Sunday, June 28, at Keyspan Park

Wounded Met starter Oliver Perez dazzled over five innings, yielding just two hits, striking out six and, most important, walking just one, setting the pace for a huge Cyclone win. It was Perez’s first outing since landing on the DL on May 6 with tendinitis in his knee.

Hudson Valley did make three errors on the night — and gave up three unearned runs — but the Cyclones returned to their double-digit hitting with 10 on the night.

The Cyclones scored two in the first, one on an error and another on a SAC fly by Nicholas Giarraputo.

Two more runs scored in the second on a force out and a John Servidio SAC fly.

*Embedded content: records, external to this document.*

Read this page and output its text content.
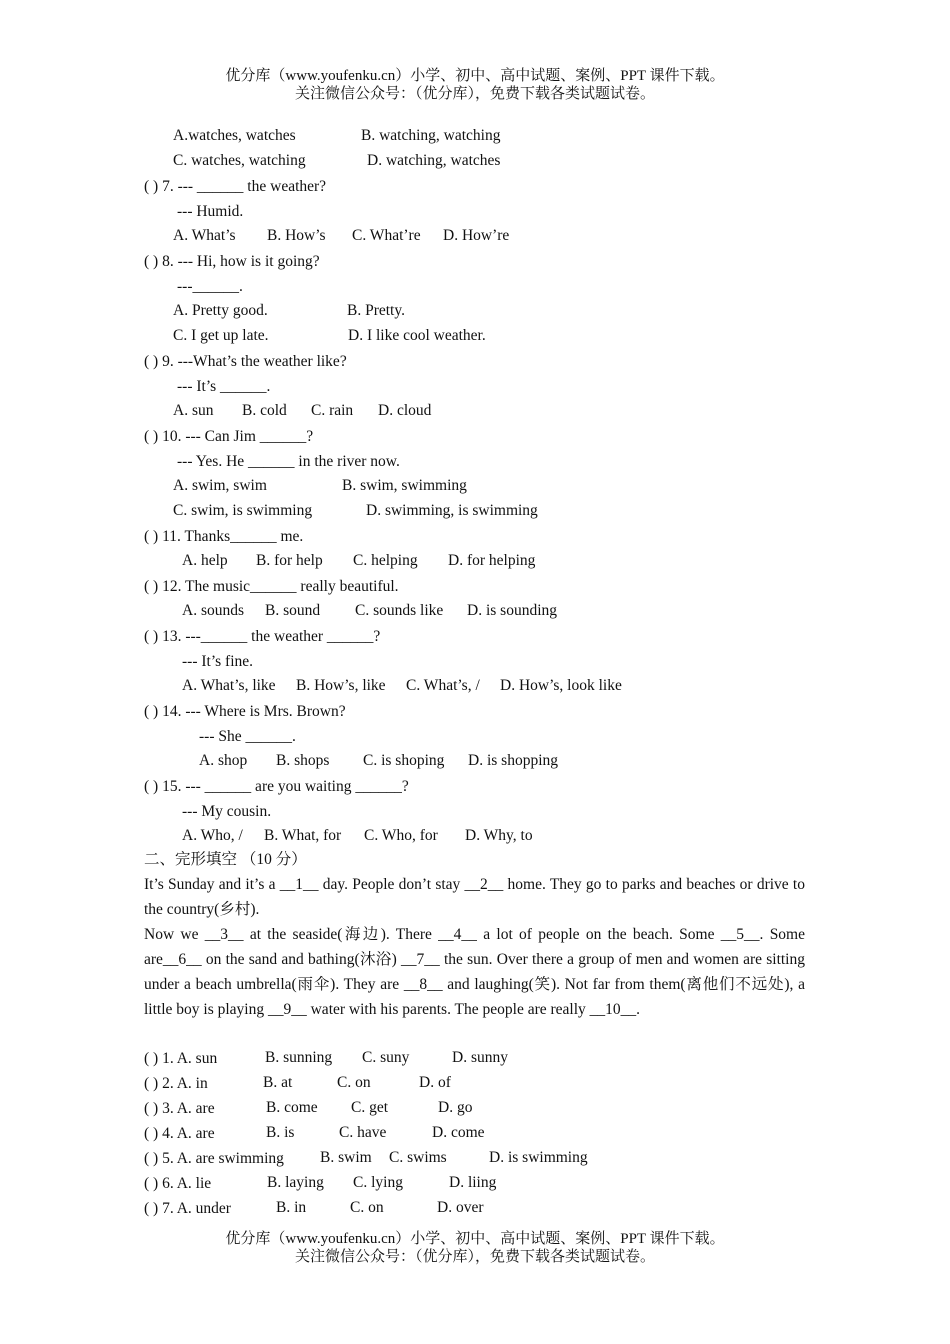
优分库（www.youfenku.cn）小学、初中、高中试题、案例、PPT 课件下载。
关注微信公众号：（优分库），免费下载各类试题试卷。
A.watches, watches	B. watching, watching
C. watches, watching	D. watching, watches
( ) 7. --- ______ the weather?
--- Humid.
A. What’s B. How’s C. What’re D. How’re
( ) 8. --- Hi, how is it going?
---______.
A. Pretty good.	B. Pretty.
C. I get up late.	D. I like cool weather.
( ) 9. ---What’s the weather like?
--- It’s ______.
A. sun B. cold C. rain D. cloud
( ) 10. --- Can Jim ______?
--- Yes. He ______ in the river now.
A. swim, swim	B. swim, swimming
C. swim, is swimming	D. swimming, is swimming
( ) 11. Thanks______ me.
A. help B. for help C. helping D. for helping
( ) 12. The music______ really beautiful.
A. sounds B. sound C. sounds like D. is sounding
( ) 13. ---______ the weather ______?
--- It’s fine.
A. What’s, like B. How’s, like C. What’s, / D. How’s, look like
( ) 14. --- Where is Mrs. Brown?
--- She ______.
A. shop B. shops C. is shoping D. is shopping
( ) 15. --- ______ are you waiting ______?
--- My cousin.
A. Who, / B. What, for C. Who, for D. Why, to
二、完形填空 （10 分）
It’s Sunday and it’s a __1__ day. People don’t stay __2__ home. They go to parks and beaches or drive to the country(乡村).
Now we __3__ at the seaside(海边). There __4__ a lot of people on the beach. Some __5__. Some are__6__ on the sand and bathing(沐浴) __7__ the sun. Over there a group of men and women are sitting under a beach umbrella(雨伞). They are __8__ and laughing(笑). Not far from them(离他们不远处), a little boy is playing __9__ water with his parents. The people are really __10__.
( ) 1. A. sun	B. sunning C. suny	D. sunny
( ) 2. A. in	B. at	C. on	D. of
( ) 3. A. are	B. come C. get	D. go
( ) 4. A. are	B. is	C. have	D. come
( ) 5. A. are swimming B. swim C. swims	D. is swimming
( ) 6. A. lie	B. laying C. lying	D. liing
( ) 7. A. under	B. in	C. on	D. over
优分库（www.youfenku.cn）小学、初中、高中试题、案例、PPT 课件下载。
关注微信公众号：（优分库），免费下载各类试题试卷。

But the big blows came in the fourth, thanks to Servidio’s grand slam, the centerfielder’s second on the year.

And the Cyclones weren’t done yet: In the bottom of the sixth, Giarraputo hit an RBI double, Ralph Henriquez followed with an RBI single and Luis Rivera capped the rally with a two-run triple.

All of the Renegade runs scored after Perez was relieved by Erik Turgeon, who gave up three hits in his one inning of work. But Wesley Wrenn closed the door with three no-hit innings to get his first save.

The win moved the Cyclones to a three-game lead in the McNamara Division of the New York-Penn League. The team’s 7–2 record is the best in the entire league.